議論と捜索の末、某電話会社の某ボックス内の某誌を使うことに大決定

3人で狂ったようにちぎる。ちぎりまくる。そして詰める。・・・しかしこれも偏るのでダメだった。なんとか能登島から出たものの、最初のコンビニの駐車場で取り出したときにはゲロ・・・とまではいかないが、細かくミキサーされたような感じで、しかも湯気を放っていた。紙にも水分が含まれているのだなぁと思った。ゲロのようなものはそのまま放置した。(ご迷惑おかけしました)

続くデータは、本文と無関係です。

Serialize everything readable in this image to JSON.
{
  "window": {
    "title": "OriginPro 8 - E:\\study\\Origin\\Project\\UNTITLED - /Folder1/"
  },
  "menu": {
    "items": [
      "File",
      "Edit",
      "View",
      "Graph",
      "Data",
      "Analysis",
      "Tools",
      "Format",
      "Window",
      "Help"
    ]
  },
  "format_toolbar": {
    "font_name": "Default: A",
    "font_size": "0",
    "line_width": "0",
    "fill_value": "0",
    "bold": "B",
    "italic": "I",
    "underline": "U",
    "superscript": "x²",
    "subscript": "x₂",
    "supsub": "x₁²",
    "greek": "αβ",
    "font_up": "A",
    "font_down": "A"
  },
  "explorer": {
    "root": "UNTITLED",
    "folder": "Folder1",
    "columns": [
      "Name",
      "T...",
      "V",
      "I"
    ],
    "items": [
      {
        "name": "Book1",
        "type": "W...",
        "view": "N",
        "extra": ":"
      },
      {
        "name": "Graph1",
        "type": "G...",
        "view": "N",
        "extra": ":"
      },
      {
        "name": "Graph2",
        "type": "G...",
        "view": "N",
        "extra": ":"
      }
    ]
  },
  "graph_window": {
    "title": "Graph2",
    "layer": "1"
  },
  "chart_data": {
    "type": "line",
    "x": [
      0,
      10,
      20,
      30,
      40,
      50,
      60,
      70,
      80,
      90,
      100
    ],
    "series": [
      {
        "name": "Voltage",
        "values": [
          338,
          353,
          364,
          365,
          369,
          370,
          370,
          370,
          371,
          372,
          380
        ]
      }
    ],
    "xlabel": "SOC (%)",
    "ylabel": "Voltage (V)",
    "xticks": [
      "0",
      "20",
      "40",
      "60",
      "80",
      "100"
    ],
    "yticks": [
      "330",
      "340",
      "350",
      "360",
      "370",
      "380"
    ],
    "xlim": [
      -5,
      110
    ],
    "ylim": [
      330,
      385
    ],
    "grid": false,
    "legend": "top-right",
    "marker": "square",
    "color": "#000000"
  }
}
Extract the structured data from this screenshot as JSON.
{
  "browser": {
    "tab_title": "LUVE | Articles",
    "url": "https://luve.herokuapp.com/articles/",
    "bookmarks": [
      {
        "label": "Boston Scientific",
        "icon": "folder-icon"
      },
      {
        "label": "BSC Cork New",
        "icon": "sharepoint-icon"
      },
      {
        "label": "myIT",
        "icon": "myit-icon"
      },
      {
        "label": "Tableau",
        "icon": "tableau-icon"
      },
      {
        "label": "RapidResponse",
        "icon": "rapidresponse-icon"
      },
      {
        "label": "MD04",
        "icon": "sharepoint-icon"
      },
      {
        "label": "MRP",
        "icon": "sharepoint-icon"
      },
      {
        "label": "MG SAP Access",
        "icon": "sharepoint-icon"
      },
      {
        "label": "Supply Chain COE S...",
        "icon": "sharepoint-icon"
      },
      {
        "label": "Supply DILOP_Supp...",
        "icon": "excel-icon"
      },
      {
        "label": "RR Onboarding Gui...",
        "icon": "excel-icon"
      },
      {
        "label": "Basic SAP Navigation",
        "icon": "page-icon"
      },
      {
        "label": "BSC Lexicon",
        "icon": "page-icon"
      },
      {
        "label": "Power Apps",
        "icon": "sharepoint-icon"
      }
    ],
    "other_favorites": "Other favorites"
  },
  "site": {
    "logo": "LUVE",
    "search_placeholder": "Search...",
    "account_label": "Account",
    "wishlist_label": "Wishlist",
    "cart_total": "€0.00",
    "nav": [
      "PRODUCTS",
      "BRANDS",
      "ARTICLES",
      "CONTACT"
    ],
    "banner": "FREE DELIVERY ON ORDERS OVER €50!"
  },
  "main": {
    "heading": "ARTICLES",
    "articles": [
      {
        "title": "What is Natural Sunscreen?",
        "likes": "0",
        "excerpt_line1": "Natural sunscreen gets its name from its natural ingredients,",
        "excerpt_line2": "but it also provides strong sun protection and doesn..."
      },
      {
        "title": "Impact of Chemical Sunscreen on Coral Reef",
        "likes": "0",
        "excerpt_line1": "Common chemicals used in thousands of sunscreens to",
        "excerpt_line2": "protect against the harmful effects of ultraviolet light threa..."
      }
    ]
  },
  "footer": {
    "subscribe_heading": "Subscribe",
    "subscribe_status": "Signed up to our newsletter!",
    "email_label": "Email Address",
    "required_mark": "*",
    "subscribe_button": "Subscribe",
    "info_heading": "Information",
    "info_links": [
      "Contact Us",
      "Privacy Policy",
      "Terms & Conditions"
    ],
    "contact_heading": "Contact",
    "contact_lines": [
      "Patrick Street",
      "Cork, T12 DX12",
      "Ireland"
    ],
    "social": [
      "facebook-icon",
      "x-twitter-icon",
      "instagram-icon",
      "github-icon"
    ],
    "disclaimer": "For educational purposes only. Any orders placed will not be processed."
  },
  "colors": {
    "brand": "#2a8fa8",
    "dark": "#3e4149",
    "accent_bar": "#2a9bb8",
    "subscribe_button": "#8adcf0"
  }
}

ちなみに空気が抜けきったタイヤで走行中のTSを後ろから見ると後輪が2つあるように見えた。乗っていた友人Yは、「悪夢だ」ったそうだ。そりゃそうだ。

そんなこんなで

そして30km程走行した後、TS50の後輪のスポークが折れてチェーンに絡まり走行不能となった。TS50は適当な歯医者の駐車場に置いていった。この後は交代でSL230でタンデムして帰った。

祭りの跡

1週間後、能登警察から電話が入る。TS50の事だ。心臓ドッキンバクバク。平謝りである。

後日TS50の回収に行き、歯医者さんにお礼を言った。(ご迷惑おかけしました)話によればこの歯医者さんの駐車場にはしょっちゅう盗難バイクが放置されるらしく、「またか」といった具合だったそうだ。